In a show highlighted by the national television debut of “a very pretty young comedienne,” as Sullivan introduced Carol Burnett, who did a series of impressions of hapless female singers auditioning on Broadway, a breathtaking routine from the British ventriloquist Arthur Worsley, and more than eleven endless minutes devoted to the Broadway musical The Most Happy Fella, Elvis didn’t fit. Every time you looked at him, you wondered who he was, what he was doing there: where, in his heart, he really was. There was a time in the second of his three segments that night, in the midst of “When My Blue Moon Turned to Gold Again,” when a kind of vortex opened up, and there was a moment of suspension. In a close-up, the uniqueness of Elvis’s face escaped from its presentation; for an instant, he was too handsome, and too handsome in too different a way, for the show, for any show, for the spectacle he himself had enacted throughout the previous year, to contain. “May God bless you as he’s blessed me,” Elvis had said with eloquence and feeling as he closed his performance on October 28, but on the last night no words so clear would have done, and so, outside of the eloquence of the Reverend Thomas A. Dorsey’s words in “Peace in the Valley,” there were none.

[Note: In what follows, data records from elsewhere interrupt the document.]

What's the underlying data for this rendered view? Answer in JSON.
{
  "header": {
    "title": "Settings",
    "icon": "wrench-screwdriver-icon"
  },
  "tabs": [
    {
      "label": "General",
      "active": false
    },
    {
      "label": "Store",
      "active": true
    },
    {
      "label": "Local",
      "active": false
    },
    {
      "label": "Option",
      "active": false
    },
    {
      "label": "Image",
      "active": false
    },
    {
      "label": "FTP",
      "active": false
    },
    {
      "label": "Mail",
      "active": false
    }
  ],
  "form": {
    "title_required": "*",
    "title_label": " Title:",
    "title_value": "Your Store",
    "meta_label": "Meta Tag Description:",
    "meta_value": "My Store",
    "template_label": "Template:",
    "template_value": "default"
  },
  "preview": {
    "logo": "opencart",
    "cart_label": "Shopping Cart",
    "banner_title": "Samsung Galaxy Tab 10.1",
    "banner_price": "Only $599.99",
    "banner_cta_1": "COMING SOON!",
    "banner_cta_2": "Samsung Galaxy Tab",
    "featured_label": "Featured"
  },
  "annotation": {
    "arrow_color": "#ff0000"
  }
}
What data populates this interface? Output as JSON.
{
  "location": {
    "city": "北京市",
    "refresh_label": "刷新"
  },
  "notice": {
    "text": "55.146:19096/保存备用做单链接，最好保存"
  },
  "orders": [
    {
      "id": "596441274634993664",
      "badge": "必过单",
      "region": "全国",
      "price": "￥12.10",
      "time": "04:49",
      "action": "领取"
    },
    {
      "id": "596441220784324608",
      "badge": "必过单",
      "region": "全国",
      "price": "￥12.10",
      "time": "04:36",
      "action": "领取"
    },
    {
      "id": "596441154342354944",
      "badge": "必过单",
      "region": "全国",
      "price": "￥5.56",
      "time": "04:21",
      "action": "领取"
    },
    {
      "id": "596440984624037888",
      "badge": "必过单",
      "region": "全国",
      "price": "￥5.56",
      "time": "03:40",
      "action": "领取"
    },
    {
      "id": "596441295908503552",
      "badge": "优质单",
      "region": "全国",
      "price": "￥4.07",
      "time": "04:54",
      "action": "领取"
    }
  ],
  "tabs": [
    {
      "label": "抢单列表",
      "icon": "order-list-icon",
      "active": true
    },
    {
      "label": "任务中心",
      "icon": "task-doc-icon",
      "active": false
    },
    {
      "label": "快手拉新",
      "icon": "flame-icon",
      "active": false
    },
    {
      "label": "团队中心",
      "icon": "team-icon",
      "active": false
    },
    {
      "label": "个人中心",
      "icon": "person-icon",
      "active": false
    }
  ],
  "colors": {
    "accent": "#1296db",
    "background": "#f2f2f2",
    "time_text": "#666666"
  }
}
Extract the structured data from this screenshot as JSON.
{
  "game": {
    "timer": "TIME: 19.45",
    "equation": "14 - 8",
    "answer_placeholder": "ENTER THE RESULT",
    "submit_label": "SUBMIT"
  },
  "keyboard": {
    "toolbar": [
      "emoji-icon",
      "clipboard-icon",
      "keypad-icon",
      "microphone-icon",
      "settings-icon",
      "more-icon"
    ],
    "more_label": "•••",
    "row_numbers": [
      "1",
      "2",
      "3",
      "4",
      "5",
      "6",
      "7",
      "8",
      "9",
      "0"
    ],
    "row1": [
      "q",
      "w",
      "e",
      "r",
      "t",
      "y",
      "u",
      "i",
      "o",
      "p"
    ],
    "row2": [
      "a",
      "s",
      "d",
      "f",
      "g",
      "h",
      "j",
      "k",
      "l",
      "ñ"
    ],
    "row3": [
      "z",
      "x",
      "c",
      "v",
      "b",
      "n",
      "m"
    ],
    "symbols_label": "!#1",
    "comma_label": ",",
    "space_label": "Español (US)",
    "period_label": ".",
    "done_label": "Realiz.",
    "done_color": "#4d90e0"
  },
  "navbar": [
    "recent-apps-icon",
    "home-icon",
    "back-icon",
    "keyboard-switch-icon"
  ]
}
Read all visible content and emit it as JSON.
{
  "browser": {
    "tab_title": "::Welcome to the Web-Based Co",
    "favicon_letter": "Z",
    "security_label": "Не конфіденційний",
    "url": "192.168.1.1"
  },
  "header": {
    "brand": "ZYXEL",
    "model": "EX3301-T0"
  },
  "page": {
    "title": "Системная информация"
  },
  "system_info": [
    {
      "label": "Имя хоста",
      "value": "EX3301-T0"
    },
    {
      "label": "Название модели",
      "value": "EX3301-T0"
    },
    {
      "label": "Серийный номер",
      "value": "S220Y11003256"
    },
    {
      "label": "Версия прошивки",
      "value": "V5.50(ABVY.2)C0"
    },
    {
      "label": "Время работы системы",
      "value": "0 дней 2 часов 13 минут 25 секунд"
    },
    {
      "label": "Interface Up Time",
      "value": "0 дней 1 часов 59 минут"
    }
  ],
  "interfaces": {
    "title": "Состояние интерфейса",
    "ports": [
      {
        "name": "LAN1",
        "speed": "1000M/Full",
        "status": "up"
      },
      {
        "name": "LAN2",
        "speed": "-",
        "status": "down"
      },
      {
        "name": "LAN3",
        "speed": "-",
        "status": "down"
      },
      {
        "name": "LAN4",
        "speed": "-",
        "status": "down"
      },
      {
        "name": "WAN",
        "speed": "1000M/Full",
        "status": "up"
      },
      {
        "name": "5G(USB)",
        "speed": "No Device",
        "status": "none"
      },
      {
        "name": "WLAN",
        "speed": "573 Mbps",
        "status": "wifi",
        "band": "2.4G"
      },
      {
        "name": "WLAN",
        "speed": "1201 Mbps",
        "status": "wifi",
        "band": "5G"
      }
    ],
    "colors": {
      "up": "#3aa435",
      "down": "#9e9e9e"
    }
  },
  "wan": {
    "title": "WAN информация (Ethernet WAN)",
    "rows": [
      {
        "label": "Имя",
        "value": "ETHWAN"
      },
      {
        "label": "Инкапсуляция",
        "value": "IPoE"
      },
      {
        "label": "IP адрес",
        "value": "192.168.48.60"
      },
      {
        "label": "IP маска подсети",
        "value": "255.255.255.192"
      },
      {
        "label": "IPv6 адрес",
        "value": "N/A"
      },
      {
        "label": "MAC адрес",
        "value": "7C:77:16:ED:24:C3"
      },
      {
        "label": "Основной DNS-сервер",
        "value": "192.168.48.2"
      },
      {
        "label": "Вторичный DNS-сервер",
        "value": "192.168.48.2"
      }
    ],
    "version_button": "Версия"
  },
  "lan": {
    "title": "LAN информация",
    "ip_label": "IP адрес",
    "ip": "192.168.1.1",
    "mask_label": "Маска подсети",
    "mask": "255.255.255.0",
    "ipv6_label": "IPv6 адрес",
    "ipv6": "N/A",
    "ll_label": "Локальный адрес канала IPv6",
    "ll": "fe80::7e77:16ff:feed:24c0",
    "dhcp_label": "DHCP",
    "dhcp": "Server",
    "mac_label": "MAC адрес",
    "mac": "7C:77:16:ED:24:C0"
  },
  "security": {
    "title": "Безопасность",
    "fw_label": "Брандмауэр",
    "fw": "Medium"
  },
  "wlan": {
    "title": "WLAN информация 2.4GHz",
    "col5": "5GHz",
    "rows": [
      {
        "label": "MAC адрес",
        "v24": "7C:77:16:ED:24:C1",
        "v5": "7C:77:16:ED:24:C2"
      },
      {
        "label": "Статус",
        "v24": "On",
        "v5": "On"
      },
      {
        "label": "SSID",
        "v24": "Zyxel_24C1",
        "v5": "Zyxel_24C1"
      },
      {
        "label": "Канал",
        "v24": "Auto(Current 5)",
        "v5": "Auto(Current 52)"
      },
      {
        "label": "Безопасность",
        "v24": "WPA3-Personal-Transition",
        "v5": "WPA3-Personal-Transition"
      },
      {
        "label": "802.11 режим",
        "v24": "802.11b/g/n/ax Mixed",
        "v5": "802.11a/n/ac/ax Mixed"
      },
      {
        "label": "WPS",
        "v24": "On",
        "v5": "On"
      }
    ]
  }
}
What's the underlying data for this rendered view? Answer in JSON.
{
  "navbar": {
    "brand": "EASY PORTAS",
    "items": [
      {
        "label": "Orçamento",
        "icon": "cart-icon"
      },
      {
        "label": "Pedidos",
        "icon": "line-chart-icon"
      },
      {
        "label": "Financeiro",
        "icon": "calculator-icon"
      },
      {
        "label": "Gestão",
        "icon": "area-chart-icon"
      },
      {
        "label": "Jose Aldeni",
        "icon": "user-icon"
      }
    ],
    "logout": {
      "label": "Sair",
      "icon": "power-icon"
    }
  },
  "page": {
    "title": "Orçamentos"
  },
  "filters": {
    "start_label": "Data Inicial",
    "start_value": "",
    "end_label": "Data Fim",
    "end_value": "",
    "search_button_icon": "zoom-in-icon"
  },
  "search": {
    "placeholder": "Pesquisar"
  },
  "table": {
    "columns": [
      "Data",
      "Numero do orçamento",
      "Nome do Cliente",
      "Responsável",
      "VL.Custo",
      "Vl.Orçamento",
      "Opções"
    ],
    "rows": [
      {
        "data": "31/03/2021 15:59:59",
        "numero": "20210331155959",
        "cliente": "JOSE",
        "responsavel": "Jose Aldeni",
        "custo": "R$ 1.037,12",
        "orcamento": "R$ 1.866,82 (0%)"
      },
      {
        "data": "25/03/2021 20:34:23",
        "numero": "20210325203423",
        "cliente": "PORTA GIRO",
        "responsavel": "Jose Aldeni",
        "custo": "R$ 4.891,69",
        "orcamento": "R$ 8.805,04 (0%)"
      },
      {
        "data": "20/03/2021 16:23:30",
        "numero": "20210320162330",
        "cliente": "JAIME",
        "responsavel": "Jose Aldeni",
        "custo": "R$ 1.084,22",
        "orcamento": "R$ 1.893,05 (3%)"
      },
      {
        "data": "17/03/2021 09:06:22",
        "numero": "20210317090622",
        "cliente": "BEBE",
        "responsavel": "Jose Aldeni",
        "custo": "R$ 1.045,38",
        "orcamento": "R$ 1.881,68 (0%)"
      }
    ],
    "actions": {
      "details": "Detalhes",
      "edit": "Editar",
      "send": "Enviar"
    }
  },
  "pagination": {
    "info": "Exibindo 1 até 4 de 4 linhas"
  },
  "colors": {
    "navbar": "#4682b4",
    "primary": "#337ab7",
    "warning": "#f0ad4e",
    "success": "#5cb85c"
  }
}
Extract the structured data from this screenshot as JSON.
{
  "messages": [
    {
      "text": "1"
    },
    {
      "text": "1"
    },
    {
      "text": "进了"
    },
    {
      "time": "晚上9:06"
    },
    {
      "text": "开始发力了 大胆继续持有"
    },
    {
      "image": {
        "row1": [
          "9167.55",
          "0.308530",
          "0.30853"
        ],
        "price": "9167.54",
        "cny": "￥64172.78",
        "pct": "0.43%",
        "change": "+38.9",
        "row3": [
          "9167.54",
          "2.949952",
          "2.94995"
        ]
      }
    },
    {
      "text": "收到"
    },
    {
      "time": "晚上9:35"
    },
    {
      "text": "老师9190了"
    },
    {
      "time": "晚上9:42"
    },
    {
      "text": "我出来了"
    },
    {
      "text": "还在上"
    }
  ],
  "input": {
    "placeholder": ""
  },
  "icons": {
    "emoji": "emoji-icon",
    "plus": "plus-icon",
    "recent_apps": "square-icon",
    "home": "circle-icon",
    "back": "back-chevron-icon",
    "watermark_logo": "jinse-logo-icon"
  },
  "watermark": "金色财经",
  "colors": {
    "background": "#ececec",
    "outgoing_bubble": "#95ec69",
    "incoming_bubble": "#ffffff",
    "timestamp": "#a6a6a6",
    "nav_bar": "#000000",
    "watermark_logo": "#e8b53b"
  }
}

“It’s an adventure story,” John Huston had said to Sullivan of his film of Moby-Dick back on July 1, when the failure of that show against the ratings Steve Allen piled up opened the national door that, in the second half of the year, Elvis walked through: “An adventure of the spirit as well as of the flesh.” He could have been back on that last night, stepping out just as Elvis disappeared into darkness at the close of “Peace in the Valley,” to say exactly the same thing.